9AC36E3E-1845-4EB1-B95B-E83CF498B5A9Lá em casa tinha um JB também empoeirado no armário da sala.
Só seria aberto quando o filho – eu – passasse no vestibular.
E aconteceu naquele dezembro de 1971.
Perdi (eu, não eles país) até a final do campeonato nacional daquele ano. O único que o nosso Galo ganhou até hoje.
Mas eu tinha que ficar em casa estudando para que o JB pudesse ser aberto.

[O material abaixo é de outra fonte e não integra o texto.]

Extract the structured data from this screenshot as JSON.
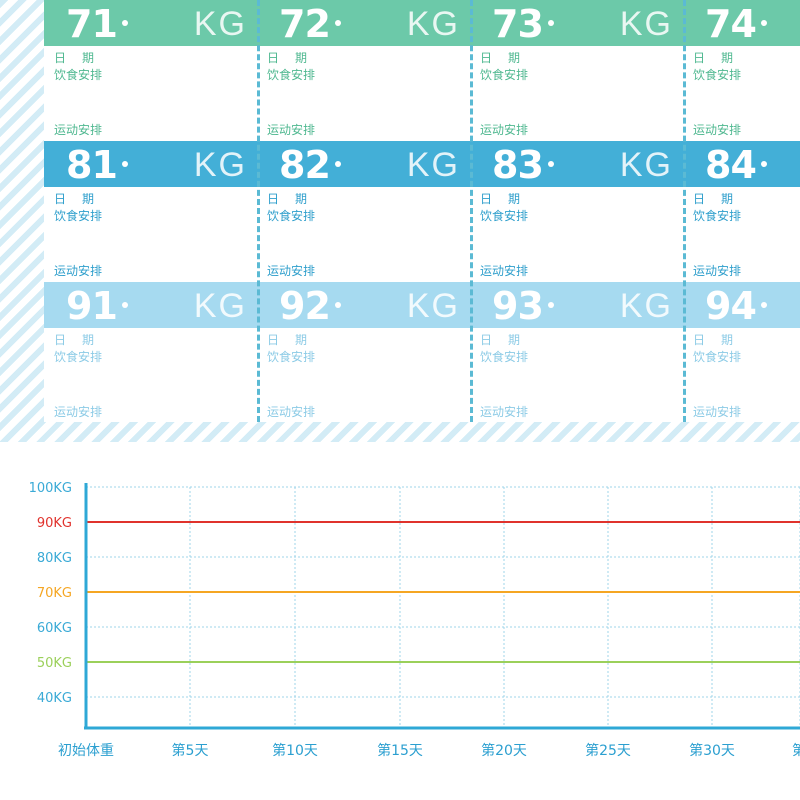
{
  "cards": {
    "rows": [
      {
        "key": "g",
        "cells": [
          {
            "num": "71",
            "unit": "KG",
            "date": "日期",
            "diet": "饮食安排",
            "exercise": "运动安排"
          },
          {
            "num": "72",
            "unit": "KG",
            "date": "日期",
            "diet": "饮食安排",
            "exercise": "运动安排"
          },
          {
            "num": "73",
            "unit": "KG",
            "date": "日期",
            "diet": "饮食安排",
            "exercise": "运动安排"
          },
          {
            "num": "74",
            "unit": "",
            "date": "日期",
            "diet": "饮食安排",
            "exercise": "运动安排"
          }
        ]
      },
      {
        "key": "m",
        "cells": [
          {
            "num": "81",
            "unit": "KG",
            "date": "日期",
            "diet": "饮食安排",
            "exercise": "运动安排"
          },
          {
            "num": "82",
            "unit": "KG",
            "date": "日期",
            "diet": "饮食安排",
            "exercise": "运动安排"
          },
          {
            "num": "83",
            "unit": "KG",
            "date": "日期",
            "diet": "饮食安排",
            "exercise": "运动安排"
          },
          {
            "num": "84",
            "unit": "",
            "date": "日期",
            "diet": "饮食安排",
            "exercise": "运动安排"
          }
        ]
      },
      {
        "key": "l",
        "cells": [
          {
            "num": "91",
            "unit": "KG",
            "date": "日期",
            "diet": "饮食安排",
            "exercise": "运动安排"
          },
          {
            "num": "92",
            "unit": "KG",
            "date": "日期",
            "diet": "饮食安排",
            "exercise": "运动安排"
          },
          {
            "num": "93",
            "unit": "KG",
            "date": "日期",
            "diet": "饮食安排",
            "exercise": "运动安排"
          },
          {
            "num": "94",
            "unit": "",
            "date": "日期",
            "diet": "饮食安排",
            "exercise": "运动安排"
          }
        ]
      }
    ]
  },
  "colors": {
    "band_green": "#6cc9a9",
    "band_mid_blue": "#43afd7",
    "band_light_blue": "#a6daf0",
    "axis": "#2fa8d6",
    "line_90": "#e0322c",
    "line_70": "#f5a623",
    "line_50": "#9bd05a"
  },
  "chart": {
    "y_ticks": [
      {
        "label": "100KG",
        "value": 100,
        "color": "#3aaad6"
      },
      {
        "label": "90KG",
        "value": 90,
        "color": "#e0322c"
      },
      {
        "label": "80KG",
        "value": 80,
        "color": "#3aaad6"
      },
      {
        "label": "70KG",
        "value": 70,
        "color": "#f5a623"
      },
      {
        "label": "60KG",
        "value": 60,
        "color": "#3aaad6"
      },
      {
        "label": "50KG",
        "value": 50,
        "color": "#9bd05a"
      },
      {
        "label": "40KG",
        "value": 40,
        "color": "#3aaad6"
      }
    ],
    "x_ticks": [
      "初始体重",
      "第5天",
      "第10天",
      "第15天",
      "第20天",
      "第25天",
      "第30天",
      "第"
    ],
    "ref_lines": [
      {
        "value": 90,
        "color": "#e0322c"
      },
      {
        "value": 70,
        "color": "#f5a623"
      },
      {
        "value": 50,
        "color": "#9bd05a"
      }
    ]
  }
}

Que enfim foi aberto, após o JN ter divulgado a lista dos aprovados (fiz 142 pontos, mesmo número de pontos que o Lu, que viria a ser meu cunhado anos depois), depois de termos comemorado friamente no Mangueiras, pois meus amigos não passaram na UFMG.
Só foi aberto em casa, eu deitado na minha cama levemente tonto com o golinho permitido, e meu pai e minha mãe ajoelhados, um de cada lado da cama, rezando um “Pai Nosso”.
Que não chegou ao “o pão nosso de cada dia…” , culpa do JB aberto minutos antes.
Apagaram os 2 ajoelhados mesmo.
Tantos anos guardado e com efeito ultra rápido.
Descobri pelo Carpinejar hoje porque nunca mais tomei uma dose de um JB.